Be sure to call the scheduler or secretary before the meeting to confirm you are coming and let them know who is going to be in your group. Make sure they know what the issue is that you are coming to talk about. You don’t want to blindside them, that can really backfire.
What has been your worst experience doing this work?
I have had meetings where I am there to talk about environmental health and they want to steer the conversation to another issue. The point is not to be taken off topic. When a policy maker does this, redirect the topic back to what you are there to talk about. So you might say something like, , “I think there are many voices that say that is not an accurate representation of the issue, but what I’m really here to talk to you about today is public health.” I continually reframe it back to the issue that I am there to talk about, and I don’t allow them to take me off message.
What is unique about the health professional advocate? How should health professionals highlight this in their meetings with decision makers?
I will speak specifically about nurses. Why nurses? First, we are perceived as not having a side on the issue, other than the protection of public health. Second, there are a whole lot of us. There are 3 million nurses in this country, so we have the power of many.
I often use the statistic that one every 100 Americans is a nurse. I might even talk about some of the polls that show that nurses are the most trusted conveyers of health information for our patients, community members and policymakers. We are trusted and we are everywhere. There is a nurse in every community, in every health care center.
Do you have any advice or tips for a health professional thinking of doing advocacy work for the first time?

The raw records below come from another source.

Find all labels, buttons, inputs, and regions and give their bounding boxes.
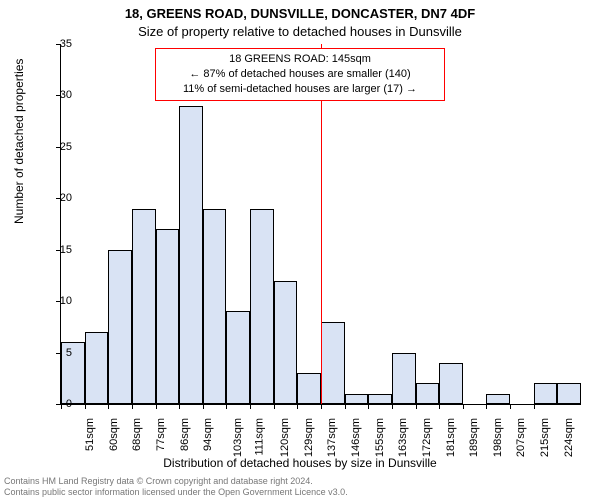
annotation-line: ← 87% of detached houses are smaller (14… (162, 67, 438, 82)
histogram-bar (132, 209, 156, 404)
histogram-bar (345, 394, 369, 404)
x-tick (132, 404, 133, 409)
histogram-bar (534, 383, 558, 404)
x-tick (274, 404, 275, 409)
x-tick (156, 404, 157, 409)
x-tick-label: 60sqm (108, 418, 120, 451)
x-tick (368, 404, 369, 409)
x-tick-label: 129sqm (303, 418, 315, 457)
x-tick (534, 404, 535, 409)
annotation-line: 11% of semi-detached houses are larger (… (162, 82, 438, 97)
x-tick-label: 172sqm (421, 418, 433, 457)
x-tick-label: 146sqm (350, 418, 362, 457)
x-tick (203, 404, 204, 409)
x-tick-label: 224sqm (563, 418, 575, 457)
histogram-bar (274, 281, 298, 404)
x-tick-label: 181sqm (445, 418, 457, 457)
histogram-bar (85, 332, 109, 404)
annotation-line: 18 GREENS ROAD: 145sqm (162, 52, 438, 67)
x-tick (179, 404, 180, 409)
x-tick-label: 215sqm (539, 418, 551, 457)
footer-line1: Contains HM Land Registry data © Crown c… (4, 476, 348, 487)
footer-line2: Contains public sector information licen… (4, 487, 348, 498)
x-tick-label: 68sqm (131, 418, 143, 451)
x-tick-label: 120sqm (279, 418, 291, 457)
y-tick-label: 30 (60, 89, 72, 101)
x-tick (108, 404, 109, 409)
x-tick-label: 94sqm (202, 418, 214, 451)
x-tick-label: 77sqm (155, 418, 167, 451)
x-tick-label: 198sqm (492, 418, 504, 457)
x-tick (439, 404, 440, 409)
x-tick-label: 103sqm (232, 418, 244, 457)
y-axis-label: Number of detached properties (12, 59, 26, 224)
x-tick (486, 404, 487, 409)
property-size-chart: 18, GREENS ROAD, DUNSVILLE, DONCASTER, D… (0, 0, 600, 500)
x-tick (392, 404, 393, 409)
histogram-bar (439, 363, 463, 404)
histogram-bar (61, 342, 85, 404)
x-axis-label: Distribution of detached houses by size … (0, 456, 600, 470)
annotation-box: 18 GREENS ROAD: 145sqm← 87% of detached … (155, 48, 445, 101)
histogram-bar (368, 394, 392, 404)
histogram-bar (321, 322, 345, 404)
x-tick-label: 189sqm (468, 418, 480, 457)
histogram-bar (416, 383, 440, 404)
x-tick-label: 51sqm (84, 418, 96, 451)
histogram-bar (203, 209, 227, 404)
x-tick-label: 137sqm (327, 418, 339, 457)
histogram-bar (250, 209, 274, 404)
histogram-bar (179, 106, 203, 404)
x-tick-label: 207sqm (516, 418, 528, 457)
x-tick (226, 404, 227, 409)
y-tick-label: 5 (66, 347, 72, 359)
x-tick (510, 404, 511, 409)
x-tick-label: 155sqm (374, 418, 386, 457)
y-tick-label: 0 (66, 398, 72, 410)
histogram-bar (108, 250, 132, 404)
histogram-bar (557, 383, 581, 404)
histogram-bar (297, 373, 321, 404)
y-tick-label: 10 (60, 295, 72, 307)
x-tick (85, 404, 86, 409)
histogram-bar (226, 311, 250, 404)
histogram-bar (156, 229, 180, 404)
x-tick (250, 404, 251, 409)
x-tick (321, 404, 322, 409)
chart-subtitle: Size of property relative to detached ho… (0, 24, 600, 39)
y-tick-label: 25 (60, 141, 72, 153)
histogram-bar (486, 394, 510, 404)
x-tick (61, 404, 62, 409)
y-tick-label: 35 (60, 38, 72, 50)
x-tick (345, 404, 346, 409)
x-tick-label: 86sqm (179, 418, 191, 451)
x-tick-label: 111sqm (254, 418, 266, 456)
x-tick (297, 404, 298, 409)
y-tick-label: 20 (60, 192, 72, 204)
x-tick-label: 163sqm (397, 418, 409, 457)
y-tick-label: 15 (60, 244, 72, 256)
x-tick (463, 404, 464, 409)
histogram-bar (392, 353, 416, 404)
chart-title: 18, GREENS ROAD, DUNSVILLE, DONCASTER, D… (0, 6, 600, 21)
x-tick (416, 404, 417, 409)
footer-attribution: Contains HM Land Registry data © Crown c… (4, 476, 348, 498)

Do it! Start it! Don’t be afraid. Choose the issue that is most important to you or to your practice. If you’re a pediatric health professional, choose something that relates to children. If you work in cardiovascular health, you might work on something that has to do with air quality. If you’re a midwife or obstitritian you might chose to do something relating to mercury exposures. Don’t feel like you have to be an expert on the environment – you are already an expert in health. Don’t feel that you have to know everything about the issue, or know about every issue. Take a small bite. Reach out of your comfort level, call your legislator and tell them how you feel about an issue. Call your friends and tell them how you feel about an issue. Just get started.